Displacement maps are very likely to be a feature of DirectX9 and future generations of 3D hardware accelerators. This effect simulates a few of the aspects displacement maps will be able to do. Using displacement maps instead of bump maps will no longer destroy the illusion of surface detail once a part of an object has turn to a certain degree where you are able to see its silhouette. With bump maps the illusion of having scratches, dents or other surface characteristics disappears as soon as you can see the profile of an object because these surface imperfections don't really exist physically (that is, the geometry doesn't alter), they're just a texture effect. With displacement maps however geometry is altered based on the height values in the displacement map. Basically, what happens is the following. Take a triangle. For each vertex there is a normal and a 2D texture coordinate for the displacement map.
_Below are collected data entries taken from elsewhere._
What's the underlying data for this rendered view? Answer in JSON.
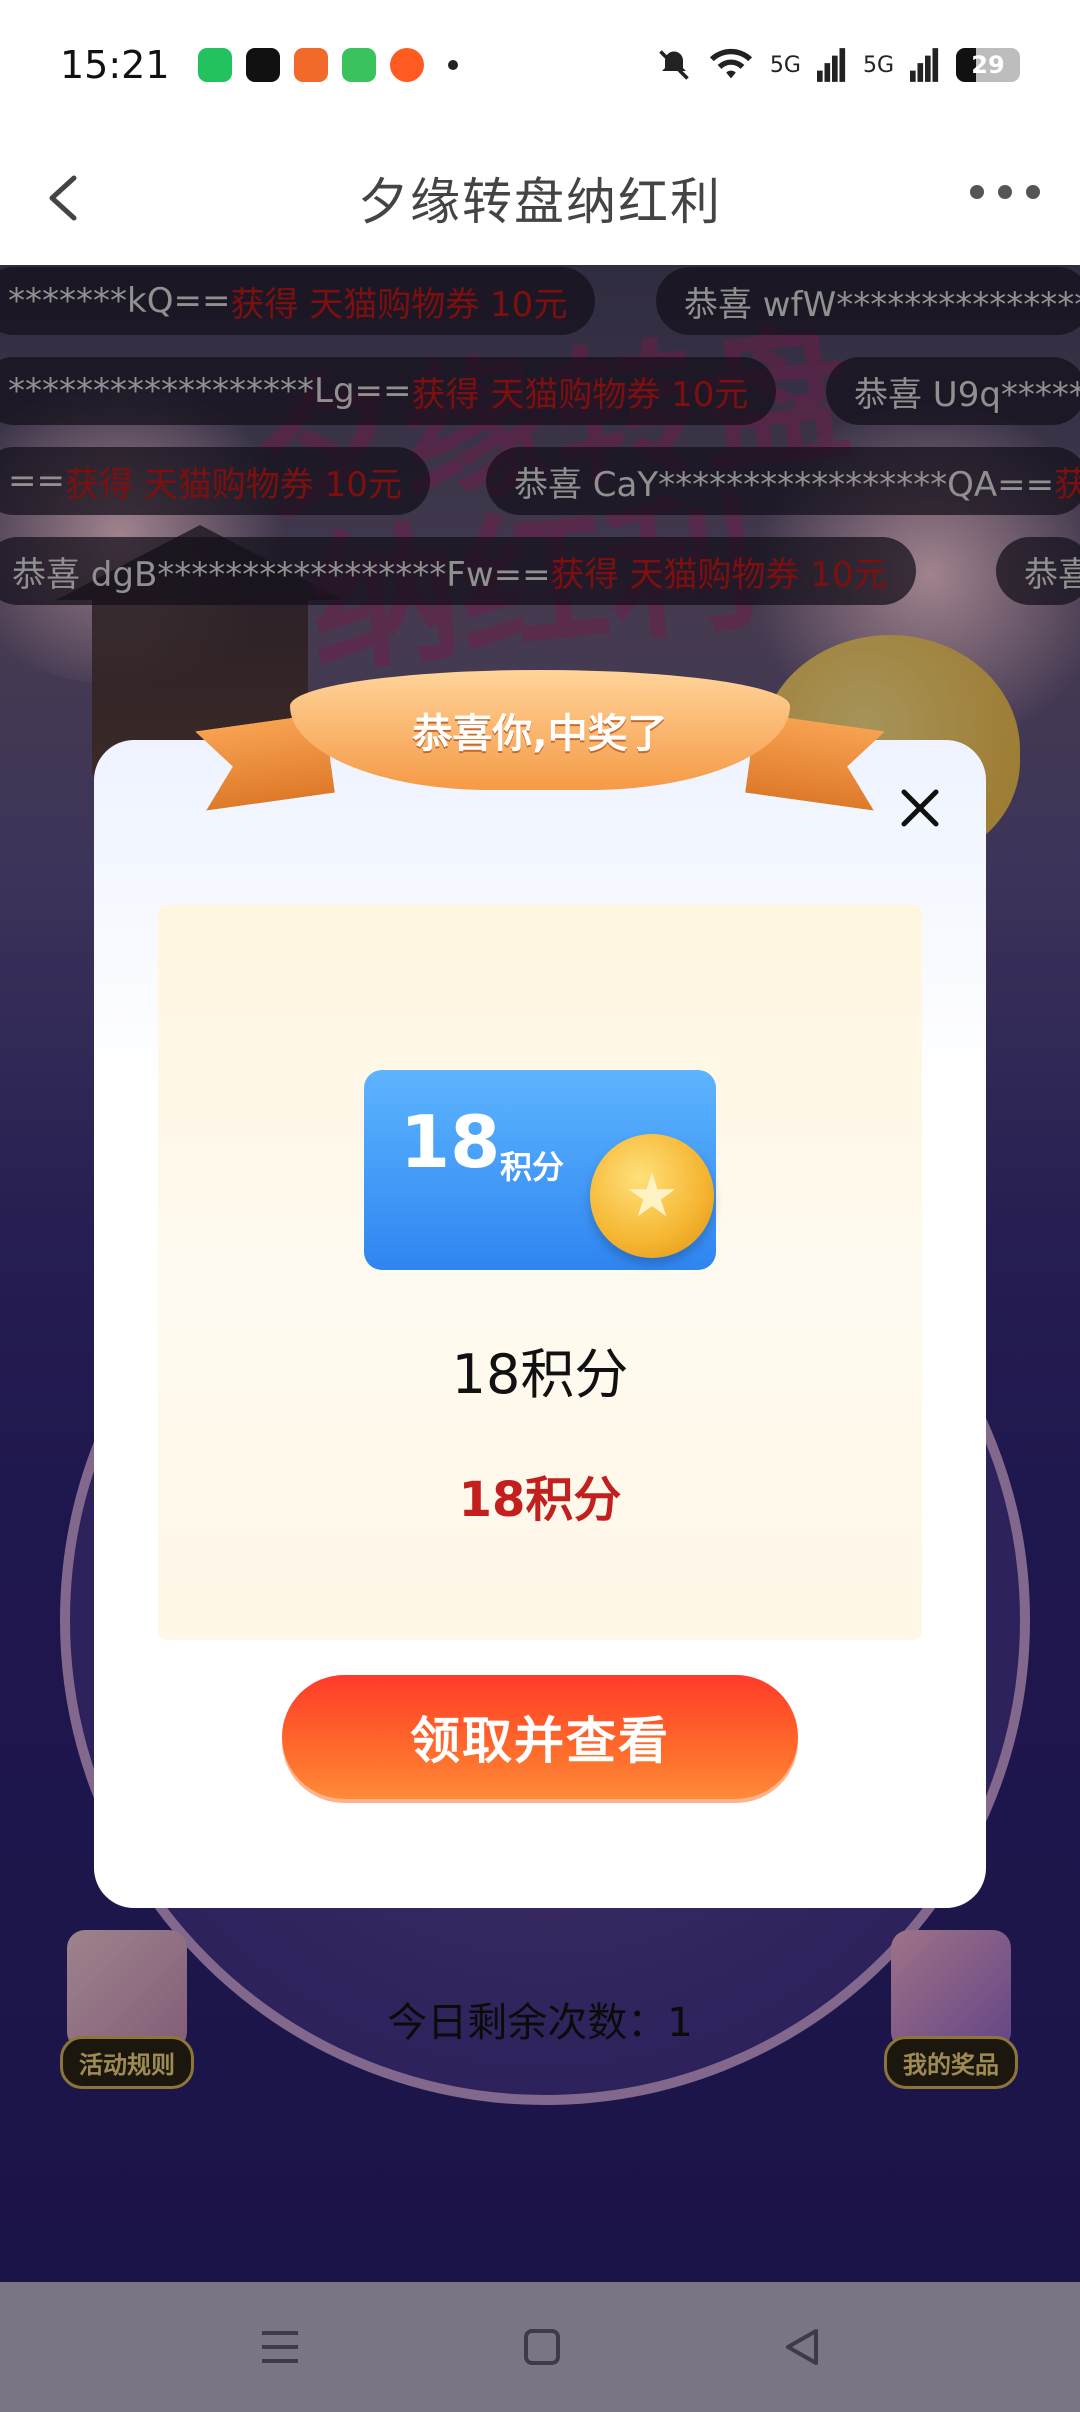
{
  "status_bar": {
    "time": "15:21",
    "apps": [
      "wechat-icon",
      "tiktok-icon",
      "pumpkin-app-icon",
      "messages-icon",
      "orange-app-icon"
    ],
    "signal_labels": [
      "5G",
      "5G"
    ],
    "battery": "29"
  },
  "nav": {
    "title": "夕缘转盘纳红利"
  },
  "background": {
    "title_art_line1": "夕缘转盘",
    "title_art_line2": "纳红利"
  },
  "marquee": [
    {
      "text": "*******kQ== ",
      "win": "获得 天猫购物券 10元"
    },
    {
      "text": "恭喜 wfW***************",
      "win": ""
    },
    {
      "text": "******************Lg== ",
      "win": "获得 天猫购物券 10元"
    },
    {
      "text": "恭喜 U9q*****",
      "win": ""
    },
    {
      "text": "== ",
      "win": "获得 天猫购物券 10元"
    },
    {
      "text": "恭喜 CaY*****************QA== ",
      "win": "获"
    },
    {
      "text": "恭喜 dgB*****************Fw== ",
      "win": "获得 天猫购物券 10元"
    },
    {
      "text": "恭喜",
      "win": ""
    }
  ],
  "bottom": {
    "remaining": "今日剩余次数：1",
    "rules_label": "活动规则",
    "prizes_label": "我的奖品"
  },
  "modal": {
    "ribbon_text": "恭喜你,中奖了",
    "prize_card_number": "18",
    "prize_card_unit": "积分",
    "prize_name": "18积分",
    "prize_value": "18积分",
    "claim_button": "领取并查看"
  },
  "colors": {
    "accent_red": "#c41f1f",
    "button_gradient_start": "#ff3b2a",
    "card_blue": "#2f85f0"
  }
}
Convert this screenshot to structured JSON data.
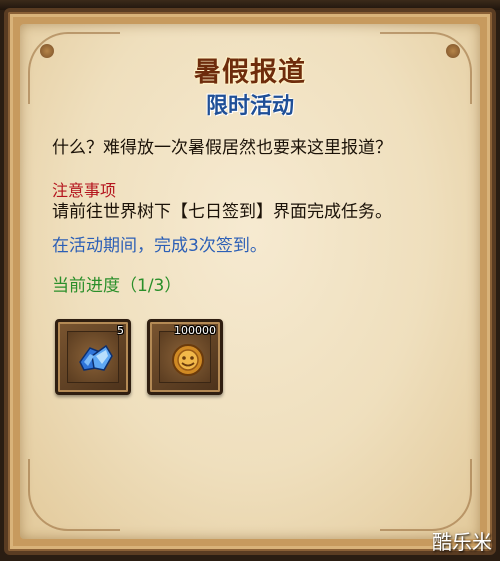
{
  "header": {
    "title": "暑假报道",
    "subtitle": "限时活动"
  },
  "content": {
    "question": "什么？难得放一次暑假居然也要来这里报道？",
    "notice_label": "注意事项",
    "notice_body": "请前往世界树下【七日签到】界面完成任务。",
    "activity_requirement": "在活动期间，完成3次签到。",
    "progress": "当前进度（1/3）"
  },
  "rewards": [
    {
      "icon": "blue-crystal-icon",
      "count": "5"
    },
    {
      "icon": "gold-coin-icon",
      "count": "100000"
    }
  ],
  "watermark": "酷乐米",
  "colors": {
    "title": "#6e2c0c",
    "subtitle": "#1f4f97",
    "notice": "#b4141d",
    "activity": "#2c5fb6",
    "progress": "#2a8f2a"
  }
}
When the triangle is sent to the GPU it will be subdivided a couple of times. Position, normal and texture coordinates for each artificially inserted vertex - due to subdivision - will be interpolated. Now the vertex position needs to be altered. Otherwise we would end up having a lot of small triangles representing the original one. Therefore, for each vertex the GPU determines the height value from the displacement map based on the provided 2D texture coordinate and uses this value to displace the vertex position along the vertex normal.
Since current hardware and 3D APIs aren't capable of using displacement maps they have to be simulated. To keep the workload of subdivision low we limit ourselves to one quad with a displacement map applied. This way we can simply subdivide it like a grid. There's no need to interpolate normals and the position as well as texture coordinates can be derived directly from the grid position. To get a high quality displacement map effect the quad needs to be subdivided to quite some extent depending on the amount and the size of detail provided in the displacement map. In Meshuggah the displacement map has a size of 256 x 256 pixels. The quad is subdivided 256 times both horizontally and vertically resulting in 255 x 255 tiny quads that need to be rendered every frame. Here it is a good idea to use a triangle list to render the quads. The vertex data for one row of quads is crammed into a vertex buffer and sent to the GPU.
What follows is a quick note on what the shaders are doing to render the displaced logo in Meshuggah. The vertex shader calculates the reflected view vector as well as the fresnel term for each vertex. Click here to see the formulas involved. In the pixel shader the reflected view vector is used to fetch a color from an environment map. It is multiplied by the material color of the logo. The fresnel term is used to blend this result with the material color, thus giving us the final logo color that contains reflections. Since we want certain parts of the logo to appear darker than others we create a copy of that color with only half the intensity by using the _d2 pixel shader instruction modifier. Now it is time to determine the final output color by taking the logo texture into account. Its RGB channels contain a decal value used to blend between the two colors we've just calculated. As as last step we take the value from the alpha channel of the logo texture to mask out all invisible logo parts.